Get involved in the community and watch your career grow.

------
whiskykilo
I think something that is very important to remember from the beginning, is to
create a personal "Brand". Use the same profile picture everywhere, including
LinkedIn. For your website, target content for people in your field, not
recruiters or HR. The companies that you want to work for are ones that
understand that contributing to the community is important.

Take content you've written while in school (especially if you're in IT) and
put it on GitHub (assuming you can legally). Write about it. Worry less about
making it a resume and more about what you're capable of.

That's my two cents... In the end, I found my job via a Twitter follower who
happened to be the CIO of a telehealth company. He was most excited that I
write content and contribute to the community via Github, Blogs, and Twitter.

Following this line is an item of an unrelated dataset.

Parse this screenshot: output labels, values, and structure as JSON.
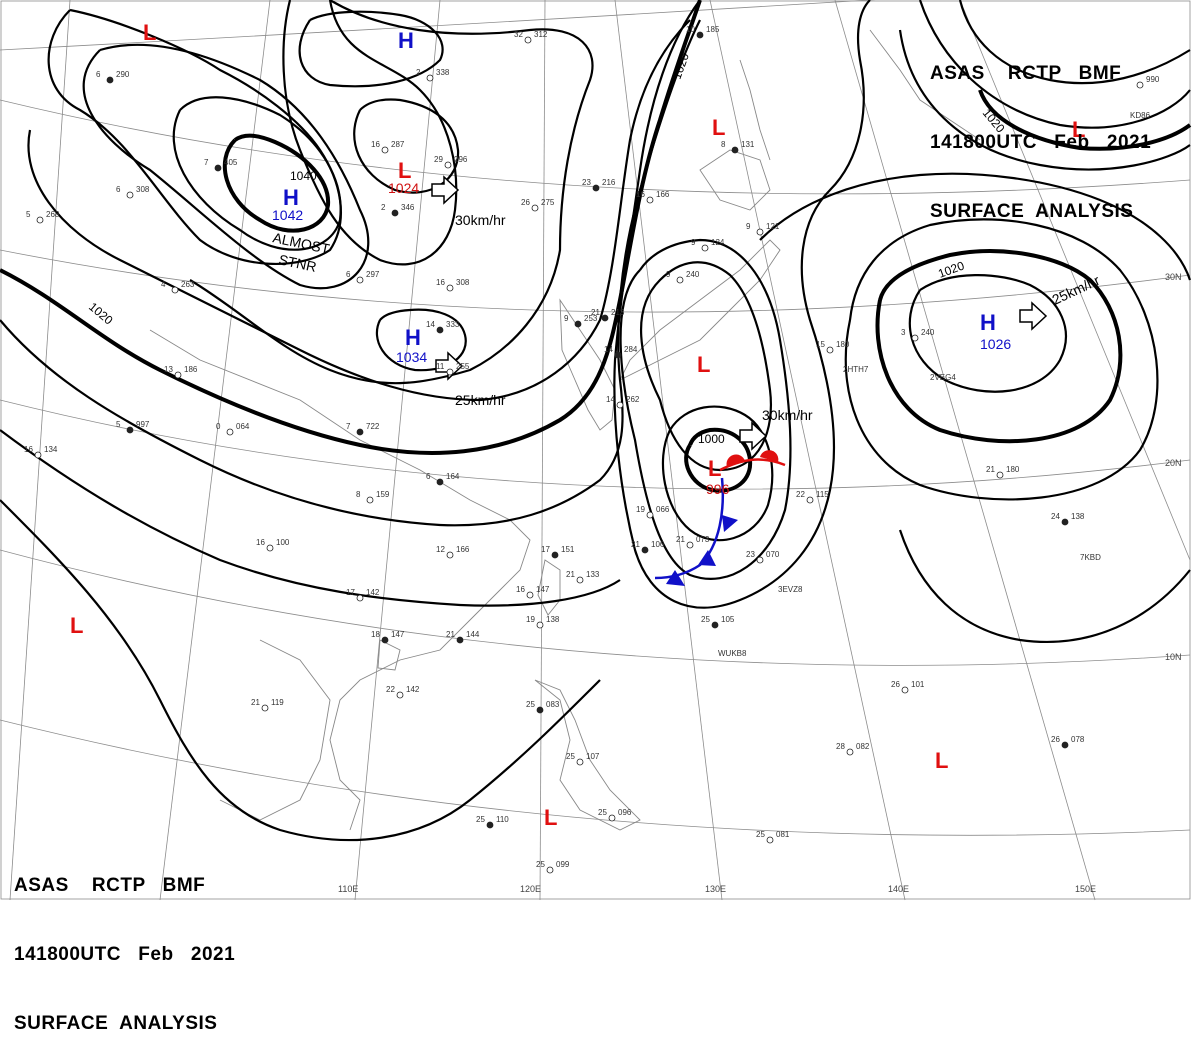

Also, make sure to add a personal touch. I've struggled with that on my blog,
but am focusing on it more now.

------
petervandijck
I like it oldskool.

\- name, email, location, links (twitter, linkedin, github, ...)

\- Overview of your achievements & how you position yourself ("I am a ...")

Most of the actual content will likely live on other sites (blog, Behance
portfolio, ...)

------
jtfairbank
Its not Github or LinkedIn, make it personal. You certainly want to show off,
but you want to do it in a way that represents you. Really into design? Focus
on that and show off your portfolio creatively. Like the backend? Include a
few essays talking about your favorite DB or server side language. Spend your
free time on projects? Show em off- blog posts, links. Spend it doing
something else? Talk about that sick run you shredded in Aspen or the art
style you pioneered by getting an Alpaca to roll around on the canvas.

------
virens
1\. Project/Work done in past

2\. Articles/Blogs written regularly. This showcase that you are aware about
current trends

3\. Social - You could add links to your social profiles (Facebook, Twitter
etc.) and your professional profile (LinkedIn)

------
ratalla
Because it's your personal site, you don't want to make it too formal.
Definitely include your accomplishments, but have fun with it. Mine is
currently under construction, but you are welcome to check it out for
ideas...roiatalla.com

------
rehabgoggles
i have been working my perfect personal website that defines me but doesnt
reveal that i really dont know how to make a website, or havent since flash
was invented anyway... i have been working on mine for 12 years - dont ever
give up